Pan de Muerto: Day of the Dead edition

This week along with Halloween, a large majority of the Spanish-speaking world celebrates Día de Muertos. A bit of a misnomer, Day of the Dead takes place over the course of Oct 31 – Nov 2. It is a process of remembrance and tribute to those loved ones who are no longer with us.

Ofrendas (altars) containing their favorite foods, drinks, and/or pictures are built and adorned with papel picado, pan de muerto (sweet bread), and cempazúchitl (flower of the dead/marigolds). A trip to the cemetery to have lunch or a drink alongside your loved one’s resting place is a bit more traditional and still practiced.

So it is with this Holiday of recollection in mind, that today we remember a handful of the bands that are no longer with us. Those whose music impacted us greatly over the years. We remember them as they once were in their heyday, ignoring that they may have reunited once or twice to cash in with a brief tour.

 Heroes del Silencio (1984-1996, Spain) – One of the Godfathers of the Rock En Español genre whose sound became so representative of the musical movement, many young kids now days use their logo as a scenester identifier. A sound so iconic that radio stations programmed formats with that style of music a decade after the band’s existence.

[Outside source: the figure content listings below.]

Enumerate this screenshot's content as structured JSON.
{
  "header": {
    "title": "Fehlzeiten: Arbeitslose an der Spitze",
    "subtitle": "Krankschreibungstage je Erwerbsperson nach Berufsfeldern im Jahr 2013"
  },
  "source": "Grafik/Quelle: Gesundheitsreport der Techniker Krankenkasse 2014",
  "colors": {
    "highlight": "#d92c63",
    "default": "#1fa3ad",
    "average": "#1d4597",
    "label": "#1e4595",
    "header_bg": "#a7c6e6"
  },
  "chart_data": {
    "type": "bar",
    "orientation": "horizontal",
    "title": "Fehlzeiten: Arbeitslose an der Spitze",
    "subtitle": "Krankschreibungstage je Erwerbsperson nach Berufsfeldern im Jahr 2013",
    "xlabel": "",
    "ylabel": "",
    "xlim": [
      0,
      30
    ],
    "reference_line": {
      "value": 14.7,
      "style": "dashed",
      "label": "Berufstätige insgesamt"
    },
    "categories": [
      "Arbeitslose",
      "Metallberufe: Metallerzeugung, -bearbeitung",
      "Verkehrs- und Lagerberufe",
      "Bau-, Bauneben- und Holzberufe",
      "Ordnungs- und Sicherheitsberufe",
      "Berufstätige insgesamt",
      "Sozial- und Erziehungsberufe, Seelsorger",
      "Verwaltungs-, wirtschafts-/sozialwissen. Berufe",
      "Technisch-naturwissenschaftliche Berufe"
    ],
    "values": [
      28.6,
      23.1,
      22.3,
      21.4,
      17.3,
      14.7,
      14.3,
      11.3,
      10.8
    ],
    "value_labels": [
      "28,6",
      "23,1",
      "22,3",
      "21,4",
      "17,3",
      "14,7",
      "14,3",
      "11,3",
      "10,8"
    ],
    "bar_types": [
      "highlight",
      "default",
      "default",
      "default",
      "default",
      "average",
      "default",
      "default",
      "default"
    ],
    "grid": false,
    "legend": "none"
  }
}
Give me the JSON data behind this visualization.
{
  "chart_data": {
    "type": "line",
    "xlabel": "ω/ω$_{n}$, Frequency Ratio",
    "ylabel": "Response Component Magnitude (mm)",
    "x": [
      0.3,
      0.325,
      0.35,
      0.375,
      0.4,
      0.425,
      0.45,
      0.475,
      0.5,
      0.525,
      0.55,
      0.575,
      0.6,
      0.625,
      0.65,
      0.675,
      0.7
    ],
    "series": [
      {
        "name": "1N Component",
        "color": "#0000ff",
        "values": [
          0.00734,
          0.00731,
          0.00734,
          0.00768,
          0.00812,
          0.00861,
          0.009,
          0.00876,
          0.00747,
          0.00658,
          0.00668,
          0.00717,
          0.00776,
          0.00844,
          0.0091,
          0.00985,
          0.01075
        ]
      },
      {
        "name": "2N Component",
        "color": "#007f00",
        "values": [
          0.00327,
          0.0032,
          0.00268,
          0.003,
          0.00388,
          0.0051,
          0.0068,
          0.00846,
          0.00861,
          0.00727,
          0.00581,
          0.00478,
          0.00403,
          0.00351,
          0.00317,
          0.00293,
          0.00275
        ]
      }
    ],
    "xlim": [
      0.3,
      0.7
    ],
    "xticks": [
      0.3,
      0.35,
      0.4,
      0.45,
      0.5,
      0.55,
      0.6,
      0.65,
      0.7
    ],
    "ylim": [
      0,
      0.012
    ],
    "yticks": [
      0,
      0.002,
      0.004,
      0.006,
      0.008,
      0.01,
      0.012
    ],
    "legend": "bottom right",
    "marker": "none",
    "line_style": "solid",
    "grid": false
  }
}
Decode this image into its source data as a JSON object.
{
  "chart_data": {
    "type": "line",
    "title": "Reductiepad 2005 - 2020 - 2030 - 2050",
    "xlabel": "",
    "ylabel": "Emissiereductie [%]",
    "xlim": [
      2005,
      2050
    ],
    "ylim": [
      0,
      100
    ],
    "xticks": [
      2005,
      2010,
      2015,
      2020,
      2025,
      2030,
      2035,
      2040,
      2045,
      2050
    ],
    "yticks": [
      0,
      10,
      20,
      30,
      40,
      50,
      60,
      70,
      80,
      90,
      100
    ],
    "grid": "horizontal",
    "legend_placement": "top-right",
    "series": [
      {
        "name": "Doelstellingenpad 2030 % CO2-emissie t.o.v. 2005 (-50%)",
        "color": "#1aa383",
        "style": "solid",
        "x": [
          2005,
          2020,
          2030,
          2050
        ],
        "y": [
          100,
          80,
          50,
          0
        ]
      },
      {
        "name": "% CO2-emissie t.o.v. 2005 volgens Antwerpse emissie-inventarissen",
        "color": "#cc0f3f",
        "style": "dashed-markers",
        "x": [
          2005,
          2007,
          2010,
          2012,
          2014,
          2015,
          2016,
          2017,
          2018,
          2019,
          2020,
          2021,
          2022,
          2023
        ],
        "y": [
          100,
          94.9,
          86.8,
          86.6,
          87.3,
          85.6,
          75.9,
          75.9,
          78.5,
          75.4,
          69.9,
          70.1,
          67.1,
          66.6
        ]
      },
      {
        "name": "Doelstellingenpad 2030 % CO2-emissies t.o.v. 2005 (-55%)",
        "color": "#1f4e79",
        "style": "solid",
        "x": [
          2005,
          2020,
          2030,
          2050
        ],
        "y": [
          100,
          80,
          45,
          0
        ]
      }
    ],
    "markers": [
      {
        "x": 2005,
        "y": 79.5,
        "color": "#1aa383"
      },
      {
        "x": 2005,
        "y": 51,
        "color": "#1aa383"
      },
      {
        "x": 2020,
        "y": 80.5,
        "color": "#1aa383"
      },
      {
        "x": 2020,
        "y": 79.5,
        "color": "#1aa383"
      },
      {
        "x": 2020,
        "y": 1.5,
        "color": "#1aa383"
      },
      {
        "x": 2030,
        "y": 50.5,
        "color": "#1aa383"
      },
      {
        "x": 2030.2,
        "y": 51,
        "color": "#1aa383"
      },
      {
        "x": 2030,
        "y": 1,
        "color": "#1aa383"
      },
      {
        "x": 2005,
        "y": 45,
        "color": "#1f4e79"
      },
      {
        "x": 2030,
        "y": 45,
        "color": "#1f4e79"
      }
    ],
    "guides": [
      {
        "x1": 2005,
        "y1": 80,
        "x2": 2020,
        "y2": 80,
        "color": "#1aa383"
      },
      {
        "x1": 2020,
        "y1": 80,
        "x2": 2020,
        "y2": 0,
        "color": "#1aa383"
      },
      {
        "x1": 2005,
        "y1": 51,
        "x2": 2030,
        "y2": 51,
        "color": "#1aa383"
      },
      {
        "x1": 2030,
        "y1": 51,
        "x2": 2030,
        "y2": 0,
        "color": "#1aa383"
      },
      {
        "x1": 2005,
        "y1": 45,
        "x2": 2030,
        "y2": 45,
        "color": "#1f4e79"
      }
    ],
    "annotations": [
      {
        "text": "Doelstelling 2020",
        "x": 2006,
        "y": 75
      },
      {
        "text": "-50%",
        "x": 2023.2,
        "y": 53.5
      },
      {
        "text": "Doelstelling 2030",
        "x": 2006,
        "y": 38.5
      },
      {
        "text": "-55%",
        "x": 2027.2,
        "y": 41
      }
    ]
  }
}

There has been no house party, or latin club night since where a dance remix of theirs isn’t played at least once during the night.

 

Caifanes (1987-1995, Mexico) –This band’s reunion at Vive Latino in 2011 made for an event that even a casual fan dare not miss. 70 thousand plus packed into the Foro Sol in Mexico City to witness these legends back on stage together after a 17 year absence. Similar to Heroes del Silencio – their music became a lifestyle, fashion statement, and possibly the most overused band tattoo for a generation.

 

 

Gustavo Cerati (Aug. 11, 1959 – Sept. 4, 2014, Argentina) – Cerati, as he was affectionately referred to by fans, passed away on 2014 after a four year battle in and out of a stroke induced coma. He first came to prominence with the seminal Argentine rock band, Soda Estereo. He was also the first of the “Rockero” to continue producing music as a solo artist with a fruitful career. His album Bocanada is often sighted in many Top 10 lists.

 

Teleradio Donoso (2005-2009, Chile)  – As quickly as they were here, they were gone. In fact most people did not discover their disco frenzied sounds until after the band broke up. Possibly in part due to former lead singer Alex Anwandter’s successful solo career and prolific collaborations with many artists during the Chilean musical renaissance of the mid 2000’s.

 

 

Slowrider (1999-2004, USA) – Climbing to the top of an East LA music scene that had dozens of bands doing the “Ozomatli thing” (blending rock, jazz, funk, rap, salsa, and cumbia) this six piece stood out because of their rapid fire bilingual MC Olmeca, and the arrangements from dgomez & Carlos Zepeda. Their live shows were fuego, and their 3 albums have stood the test of time.

 

 

Enjoy this playlist of other bands who we miss but are glad their music still exists.

Note: For the sake of being accurate, we considered a band dead if they have not put out any new music since their “breakup date”.